Apesar de saber que passeio a pé pelas ruas da maior capital da América Latina, tenho quase sempre a sensação de estar numa cidade menor, com menos gente e menos poluída do que indicam os números oficiais. Aqui, há muito céu à vista, há sempre uma brisa no ar mechendo de leve com as folhas das árvores e a sensação do pedestre não é de calor sufocante, apesar do sol forte dessas manhãs de outono.

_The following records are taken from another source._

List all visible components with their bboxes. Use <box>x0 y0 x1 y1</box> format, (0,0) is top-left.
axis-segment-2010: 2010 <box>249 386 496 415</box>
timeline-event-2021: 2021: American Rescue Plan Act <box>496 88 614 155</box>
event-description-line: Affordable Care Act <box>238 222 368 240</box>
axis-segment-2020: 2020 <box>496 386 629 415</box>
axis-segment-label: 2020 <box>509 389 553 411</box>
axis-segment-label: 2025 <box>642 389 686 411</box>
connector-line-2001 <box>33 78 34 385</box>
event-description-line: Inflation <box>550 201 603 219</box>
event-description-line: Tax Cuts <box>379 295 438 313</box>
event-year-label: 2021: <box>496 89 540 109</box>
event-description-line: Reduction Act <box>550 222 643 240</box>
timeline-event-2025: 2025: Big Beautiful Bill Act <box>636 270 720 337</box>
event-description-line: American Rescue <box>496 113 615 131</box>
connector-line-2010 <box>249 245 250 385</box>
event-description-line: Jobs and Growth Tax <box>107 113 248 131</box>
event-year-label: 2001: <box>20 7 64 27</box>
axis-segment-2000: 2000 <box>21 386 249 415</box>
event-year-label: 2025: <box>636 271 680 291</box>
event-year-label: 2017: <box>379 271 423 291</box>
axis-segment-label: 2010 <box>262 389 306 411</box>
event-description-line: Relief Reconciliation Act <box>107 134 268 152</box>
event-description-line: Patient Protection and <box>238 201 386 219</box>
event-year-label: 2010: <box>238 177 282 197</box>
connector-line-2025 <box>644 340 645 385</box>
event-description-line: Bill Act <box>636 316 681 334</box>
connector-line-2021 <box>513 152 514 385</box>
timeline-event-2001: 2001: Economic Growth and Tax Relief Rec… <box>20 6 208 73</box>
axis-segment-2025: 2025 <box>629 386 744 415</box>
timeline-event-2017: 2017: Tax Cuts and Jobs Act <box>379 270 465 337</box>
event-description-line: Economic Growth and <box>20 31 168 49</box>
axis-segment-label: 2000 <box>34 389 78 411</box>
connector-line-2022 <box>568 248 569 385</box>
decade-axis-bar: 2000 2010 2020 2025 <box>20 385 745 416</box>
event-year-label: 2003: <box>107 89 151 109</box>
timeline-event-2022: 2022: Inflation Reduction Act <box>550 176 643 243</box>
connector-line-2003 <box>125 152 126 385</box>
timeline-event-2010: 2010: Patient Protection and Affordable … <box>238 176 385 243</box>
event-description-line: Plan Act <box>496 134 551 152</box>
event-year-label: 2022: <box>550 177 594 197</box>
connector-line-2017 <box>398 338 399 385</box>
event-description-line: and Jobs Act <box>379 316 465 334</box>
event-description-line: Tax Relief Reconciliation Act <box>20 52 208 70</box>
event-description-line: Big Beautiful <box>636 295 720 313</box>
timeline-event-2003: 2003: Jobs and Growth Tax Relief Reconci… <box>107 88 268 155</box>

Observando melhor percebi que a sensação agradável de amplitude e frescor deve-se à grande maioria dos prédios da capital mexicana ser de no máximo seis andares, enquanto em qualquer outra metrópole o mesmo terreno abrigaria um edifício muito maior. É que além de contar com um amplo território para crescer ao seu próprio redor, a cidade do México está sujeita à terremotos e em 1985 sofeu um de mais de 9 graus na escala Richter, o qual destruiu grande parte da cidade, levando abaixo casas, edifícios e prédios públicos, matando milhares de moradores. Com um solo instável, os prédios altos têm construção caríssima, pois precisam estar estruturados em engrenagens hidráulicas de engenharia sofisticada com compensação inversa no mesmo tamanho de sua altura exterior. É claro que se trata de um triste episódio na história da cidade. No entanto, é natural reconhecer as vantagens de ter no céu mais estrelas pra contar.
Outro detalhe importante para o bem estar dos moradores é a quantidade de parques no perímetro urbano. Para cada bairro há no mínimo dois, com muitas árvores, alamedas e jardins. Todos bem cuidados, limpos e desfrutáveis, com bancos confortáveis e sensação de segurança que a própria ocupação dos moradores garante. Andei em muitos deles e não vi população de rua, pedintes, menor abandonado ou menino explorado vendendo chiclete. Vi gente de todas as idades curtindo o espaço público com tranquilidade e postura cidadã, respeito ao próximo e cordialidade entre si.

Passeando por esses lugares, praticando o exercício do tempo largo, meu hobby favorito, percebi que por estas bandas há sempre um sorriso no ar... e um cheiro forte também. É o aroma das frituras, misturas e temperos das comidas feitas a granéu, e vendidas a varejo nas calçadas. São tantas as barracas e é tanta gente comendo ao ar livre, principalmente na hora do almoço, que fica difícil imaginar um meio-fio asseado em tamanha confusão. Mais é, acredite. Não há papel no chão, detritos ou restos de comida espalhados. Todos usam as cestas colocadas próximas às barracas e aproveitam os mais deliciosos quitutes comendo de pé, na mão, em pratinhos de plástico ou no próprio guardanapo. Páreo, só o tabuleiro da baiana, na querida Salvador.
Mas aqui a variedade é que faz a diferença. É um sem número de opções pra freguês nenhum botar defeito. Nos tacos, tortilhas, tortas, guisados, moles, frijoles, cremes, coberturas e recheios, chiles e etc, etc, etc as possibilidades de combinações diversas elevam a oferta a décima potência. E o povo da cidade do México se alimenta assim feliz... Sem culpa, sem dó, nem piedade.